Cannoli di Frolla con Crema


Vi ricordate la frolla che tanto mi fece disperare?

Molti di voi nei commenti hanno detto che l'avrebbero copiata.

Efffettivamente è una frolla particolare, diversa.

L'ho voluta rifare, cambiandone però la destinazione: non più crostata, ma semplici cannoli.
Alla Crema

(Fai click sulla foto per ingrandirla)
Vi dico subito che è venuto un dolce semplice, ma che sa di antico.

Sapete quando la nonna vi preparava "qualcosa di buono"?
O la zia vi faceva "quella cosa che ti piace tanto"?
O chiedevate alla mamma: "mi fai la cosa buona"?


Chissà perché a certe cose non si è mai dato un nome proprio, però quando le volevi ti capivano subito al volo!

E la cucina si riempiva di odori, e noi di gioia.

Giravamo impazienti attorno al tavolo, incuranti delle raccomandazioni: "Attento, che ti sporchi tutto!" oppure "Guarda che ti riempi tutto di farina!"

"Nonna quando è pronto?"
"Zia me ne posso mangiare una?"
"Mamma, mica dovrò aspettare domenica????"

E questi cannoli sanno di antico, perché sono pieni di ricordi e, soprattutto, sono semplici.
Una frolla
Una crema

La frolla:

200 g farina
65 g zucchero
45 g burro fuso
2 tuorli
1 albume
1 cucchiaino di lievito per torte salate
Sale
Zeste di limone


La Crema:

400 g. Latte
100 g. Panna
150 g. Tuorli (circa 6)
150 g. zucchero semolato
18 g. amido di mais
18 g. amido di riso
½  baccello vaniglia
Scorza di limone

Stendete la frolla e arrotolatela intorno alle "cannule"

(Fai click sulla foto per ingrandirla)
Se i cannoli vi piacciono corposi, la frolla va stesa un po' più spessa di quanto fareste per una crostata.

Poi li cuocete in forno a 180°

Sfilate le cannule e riempite i cannoli di crema.

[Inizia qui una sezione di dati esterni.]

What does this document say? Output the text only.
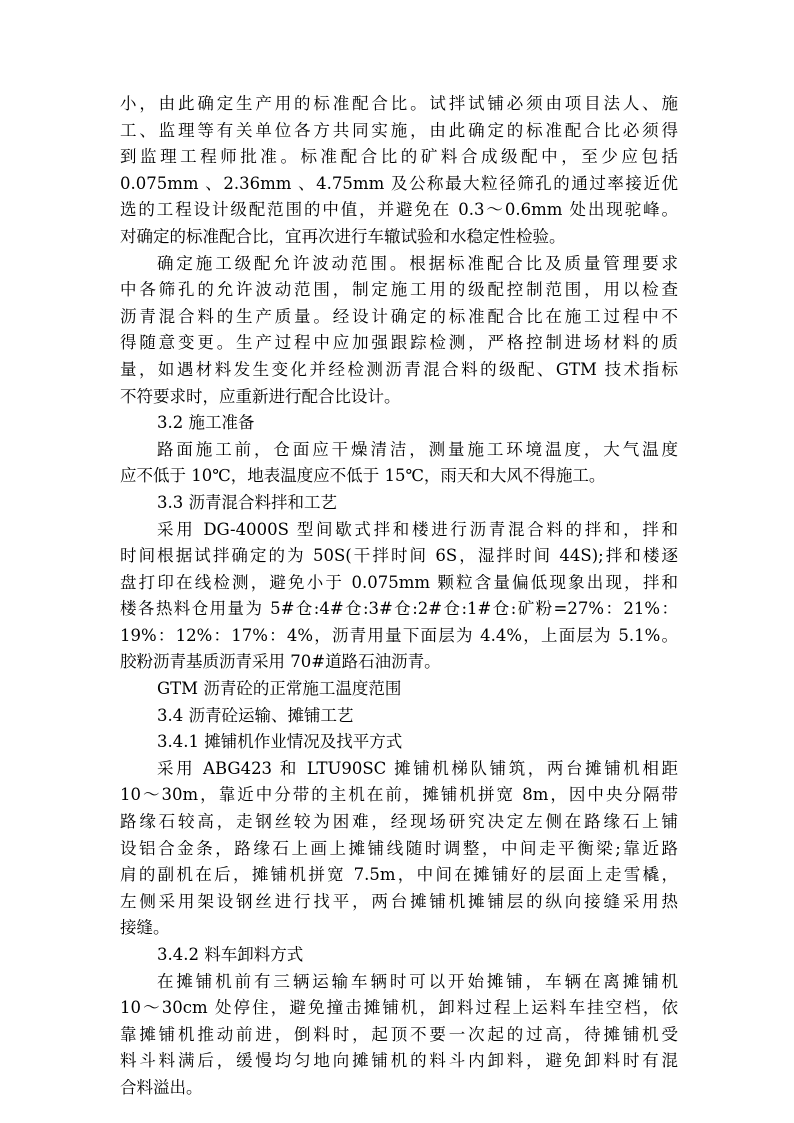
小，由此确定生产用的标准配合比。试拌试铺必须由项目法人、施
工、监理等有关单位各方共同实施，由此确定的标准配合比必须得
到监理工程师批准。标准配合比的矿料合成级配中，至少应包括
0.075mm 、2.36mm 、4.75mm 及公称最大粒径筛孔的通过率接近优
选的工程设计级配范围的中值，并避免在 0.3～0.6mm 处出现驼峰。
对确定的标准配合比，宜再次进行车辙试验和水稳定性检验。
确定施工级配允许波动范围。根据标准配合比及质量管理要求
中各筛孔的允许波动范围，制定施工用的级配控制范围，用以检查
沥青混合料的生产质量。经设计确定的标准配合比在施工过程中不
得随意变更。生产过程中应加强跟踪检测，严格控制进场材料的质
量，如遇材料发生变化并经检测沥青混合料的级配、GTM 技术指标
不符要求时，应重新进行配合比设计。
3.2 施工准备
路面施工前，仓面应干燥清洁，测量施工环境温度，大气温度
应不低于 10℃，地表温度应不低于 15℃，雨天和大风不得施工。
3.3 沥青混合料拌和工艺
采用 DG-4000S 型间歇式拌和楼进行沥青混合料的拌和，拌和
时间根据试拌确定的为 50S(干拌时间 6S，湿拌时间 44S);拌和楼逐
盘打印在线检测，避免小于 0.075mm 颗粒含量偏低现象出现，拌和
楼各热料仓用量为 5#仓:4#仓:3#仓:2#仓:1#仓:矿粉=27%：21%：
19%：12%：17%：4%，沥青用量下面层为 4.4%，上面层为 5.1%。
胶粉沥青基质沥青采用 70#道路石油沥青。
GTM 沥青砼的正常施工温度范围
3.4 沥青砼运输、摊铺工艺
3.4.1 摊铺机作业情况及找平方式
采用 ABG423 和 LTU90SC 摊铺机梯队铺筑，两台摊铺机相距
10～30m，靠近中分带的主机在前，摊铺机拼宽 8m，因中央分隔带
路缘石较高，走钢丝较为困难，经现场研究决定左侧在路缘石上铺
设铝合金条，路缘石上画上摊铺线随时调整，中间走平衡梁;靠近路
肩的副机在后，摊铺机拼宽 7.5m，中间在摊铺好的层面上走雪橇，
左侧采用架设钢丝进行找平，两台摊铺机摊铺层的纵向接缝采用热
接缝。
3.4.2 料车卸料方式
在摊铺机前有三辆运输车辆时可以开始摊铺，车辆在离摊铺机
10～30cm 处停住，避免撞击摊铺机，卸料过程上运料车挂空档，依
靠摊铺机推动前进，倒料时，起顶不要一次起的过高，待摊铺机受
料斗料满后，缓慢均匀地向摊铺机的料斗内卸料，避免卸料时有混
合料溢出。
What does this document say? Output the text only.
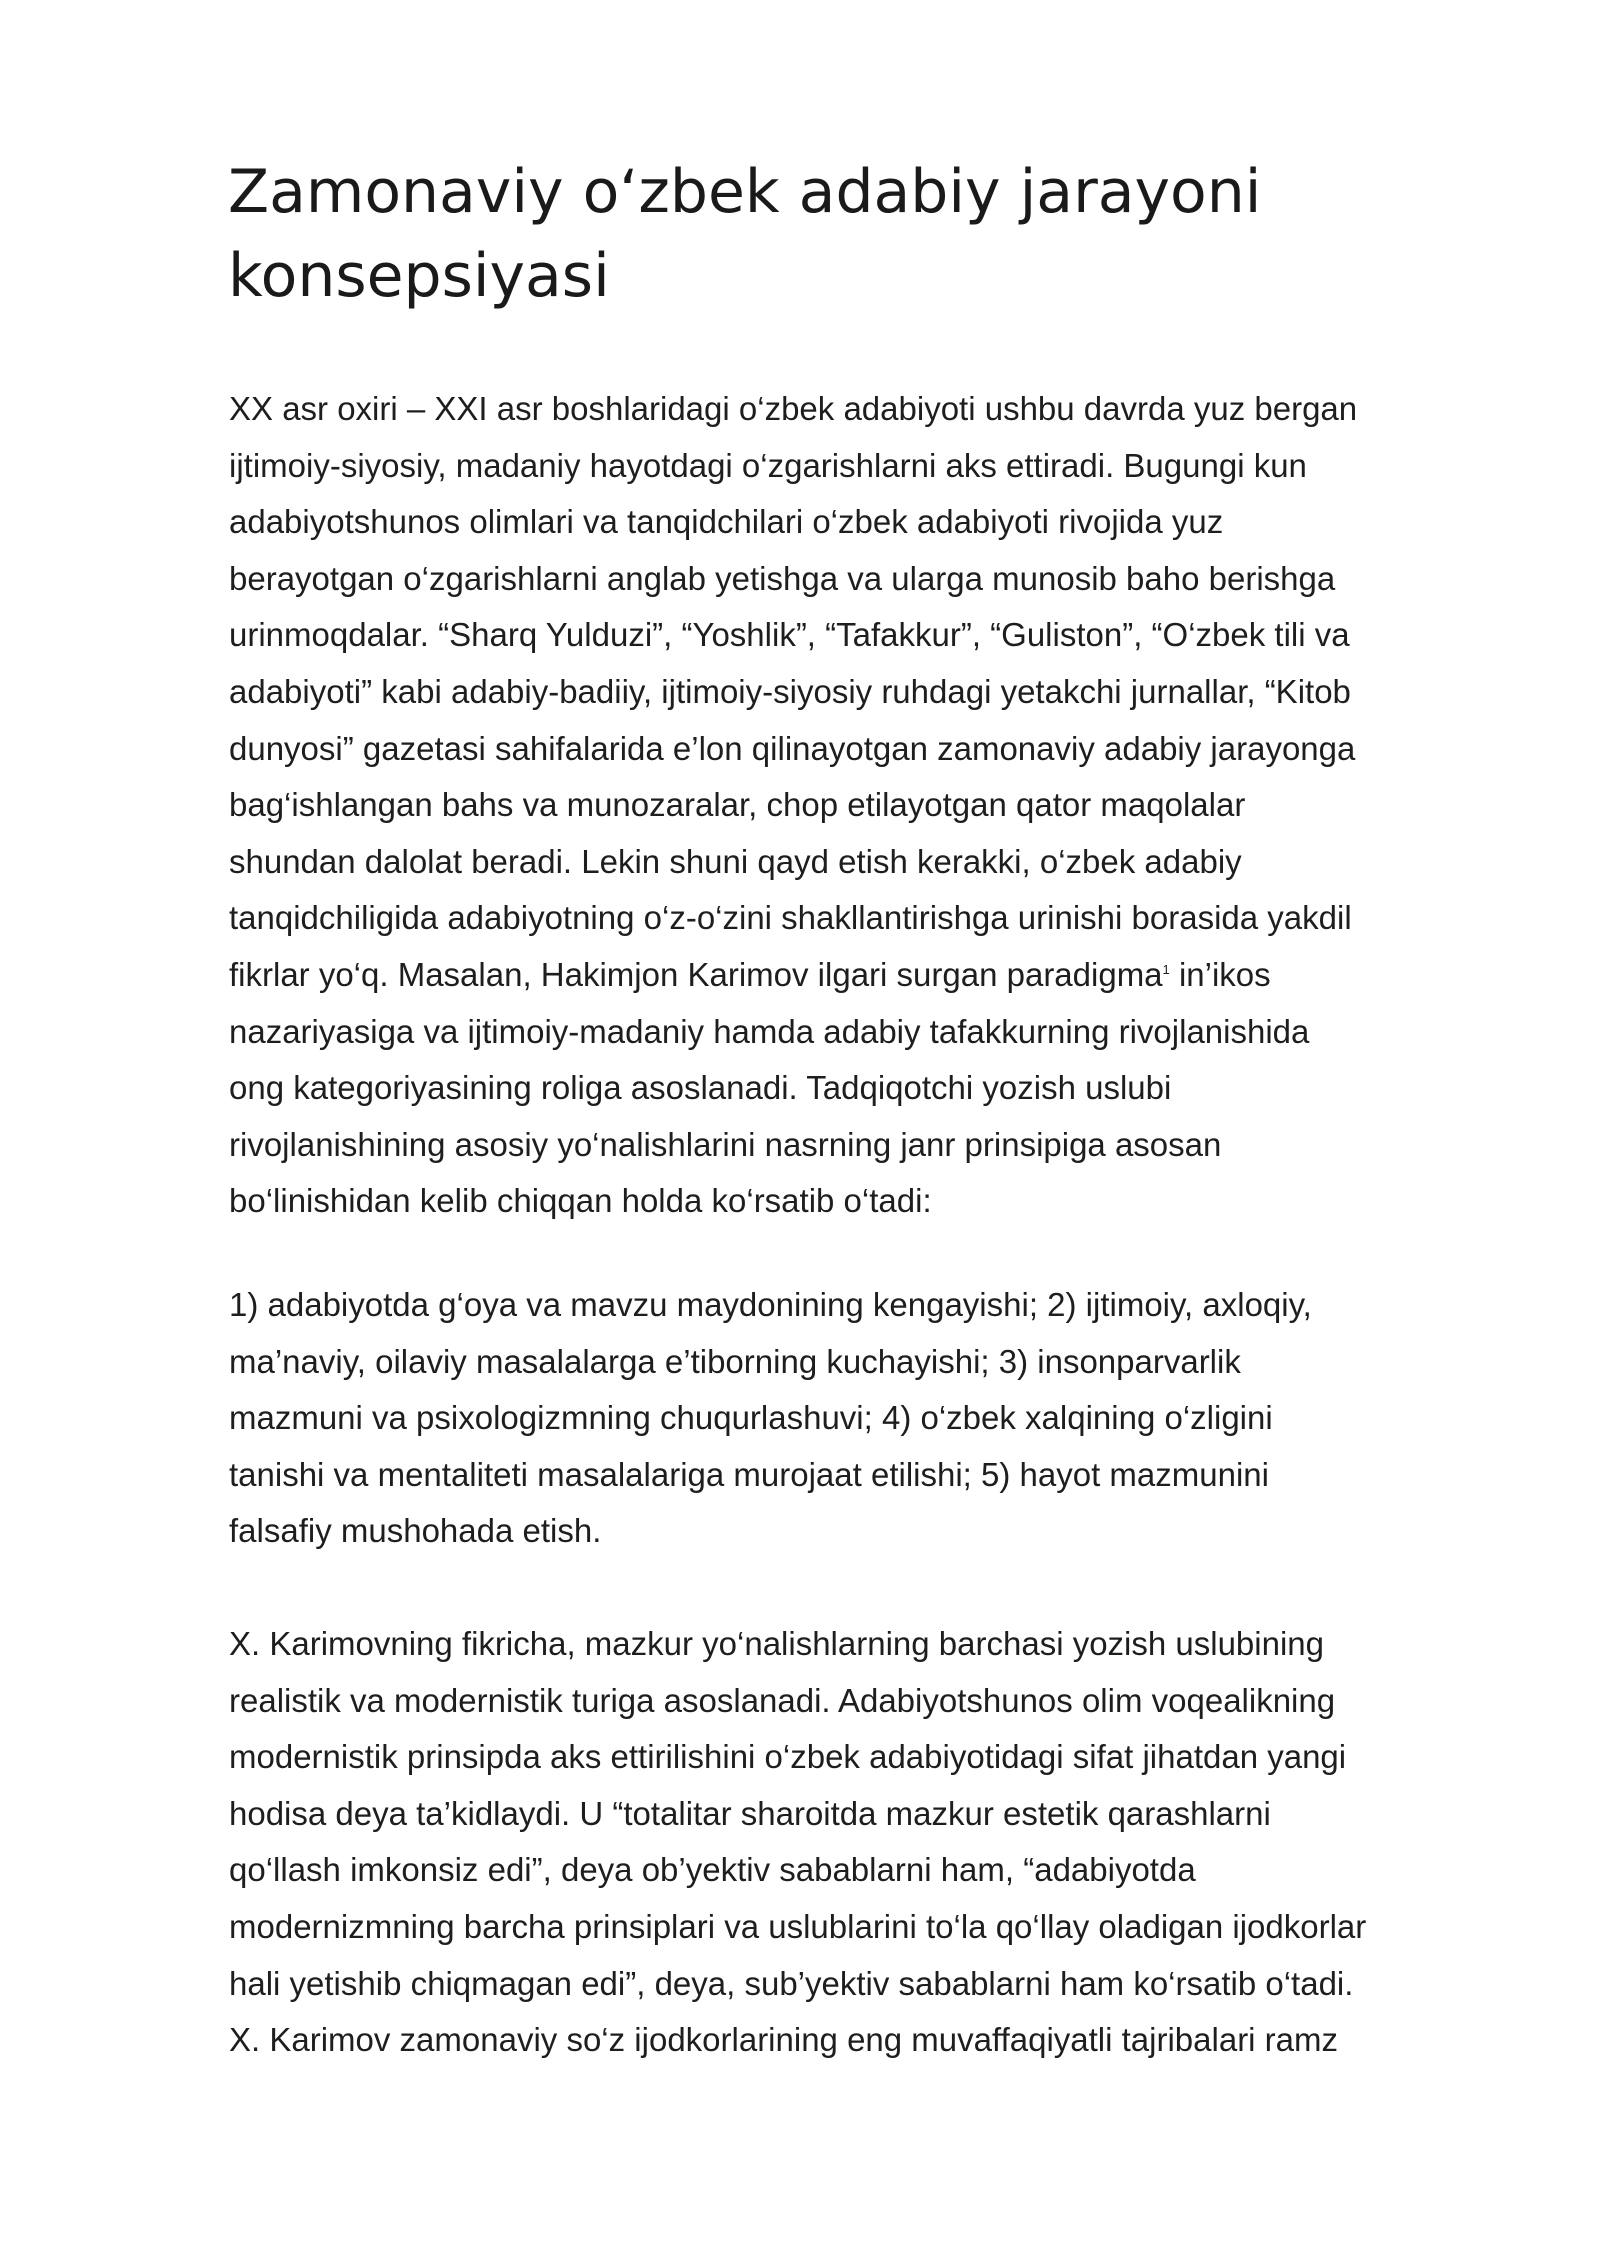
Zamonaviy o‘zbek adabiy jarayoni
konsepsiyasi
XX asr oxiri – XXI asr boshlaridagi o‘zbek adabiyoti ushbu davrda yuz bergan
ijtimoiy-siyosiy, madaniy hayotdagi o‘zgarishlarni aks ettiradi. Bugungi kun
adabiyotshunos olimlari va tanqidchilari o‘zbek adabiyoti rivojida yuz
berayotgan o‘zgarishlarni anglab yetishga va ularga munosib baho berishga
urinmoqdalar. “Sharq Yulduzi”, “Yoshlik”, “Tafakkur”, “Guliston”, “O‘zbek tili va
adabiyoti” kabi adabiy-badiiy, ijtimoiy-siyosiy ruhdagi yetakchi jurnallar, “Kitob
dunyosi” gazetasi sahifalarida e’lon qilinayotgan zamonaviy adabiy jarayonga
bag‘ishlangan bahs va munozaralar, chop etilayotgan qator maqolalar
shundan dalolat beradi. Lekin shuni qayd etish kerakki, o‘zbek adabiy
tanqidchiligida adabiyotning o‘z-o‘zini shakllantirishga urinishi borasida yakdil
fikrlar yo‘q. Masalan, Hakimjon Karimov ilgari surgan paradigma$^1$ in’ikos
nazariyasiga va ijtimoiy-madaniy hamda adabiy tafakkurning rivojlanishida
ong kategoriyasining roliga asoslanadi. Tadqiqotchi yozish uslubi
rivojlanishining asosiy yo‘nalishlarini nasrning janr prinsipiga asosan
bo‘linishidan kelib chiqqan holda ko‘rsatib o‘tadi:
1) adabiyotda g‘oya va mavzu maydonining kengayishi; 2) ijtimoiy, axloqiy,
ma’naviy, oilaviy masalalarga e’tiborning kuchayishi; 3) insonparvarlik
mazmuni va psixologizmning chuqurlashuvi; 4) o‘zbek xalqining o‘zligini
tanishi va mentaliteti masalalariga murojaat etilishi; 5) hayot mazmunini
falsafiy mushohada etish.
X. Karimovning fikricha, mazkur yo‘nalishlarning barchasi yozish uslubining
realistik va modernistik turiga asoslanadi. Adabiyotshunos olim voqealikning
modernistik prinsipda aks ettirilishini o‘zbek adabiyotidagi sifat jihatdan yangi
hodisa deya ta’kidlaydi. U “totalitar sharoitda mazkur estetik qarashlarni
qo‘llash imkonsiz edi”, deya ob’yektiv sabablarni ham, “adabiyotda
modernizmning barcha prinsiplari va uslublarini to‘la qo‘llay oladigan ijodkorlar
hali yetishib chiqmagan edi”, deya, sub’yektiv sabablarni ham ko‘rsatib o‘tadi.
X. Karimov zamonaviy so‘z ijodkorlarining eng muvaffaqiyatli tajribalari ramz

(Fai click sulla foto per ingrandirla)
Chiudete gli occhi

Mordete

Sognate....

P.S. Se poi volete fare i Cannoli alla Siciliana, allora sapete dove puntare ;)


Ciao e alla Prossima.

Lo Ziopiero

Guardate anche le altre realizzazioni:

mercoledì 22 dicembre 2010

Corso sui Cannoli Siciliani

Come molti di voi sapranno, venerdì scorso ho tenuto il Corso sui Cannoli Siciliani presso l'Associazione Culturale Athena Eur.
(Fare click sulla foto per ingrandirla)
Come al Corso sui Torroni, anche qui c'è stata grande affluenza di bloggers e di associate e, soprattutto, il corso si è svolto in piena allegria...e penso che il sorriso di Eliana che fa da sfondo al cannolo parli chiaro!!!

(Fare click sulla foto per ingrandirla)
Tutte le parecipanti si sono divertite nella realizzazione delle scorze, nella frittura (pensate non hanno fatto neanche uno schizzo!!!!) e poi... ho notato che si sono impegnate molto nella degustazione!!!!
:))))


...e per fortuna che sono riuscito a scattare qualche foto prima dello "spolvero" finale!!!
(Fare click sulla foto per ingrandirla)

Se volete la ricetta potete trovarla qui
Se volete leggere le impressioni di Eliana, clickate qui

Per concludere vi ricordo che i Corsi dello Ziopiero continuano.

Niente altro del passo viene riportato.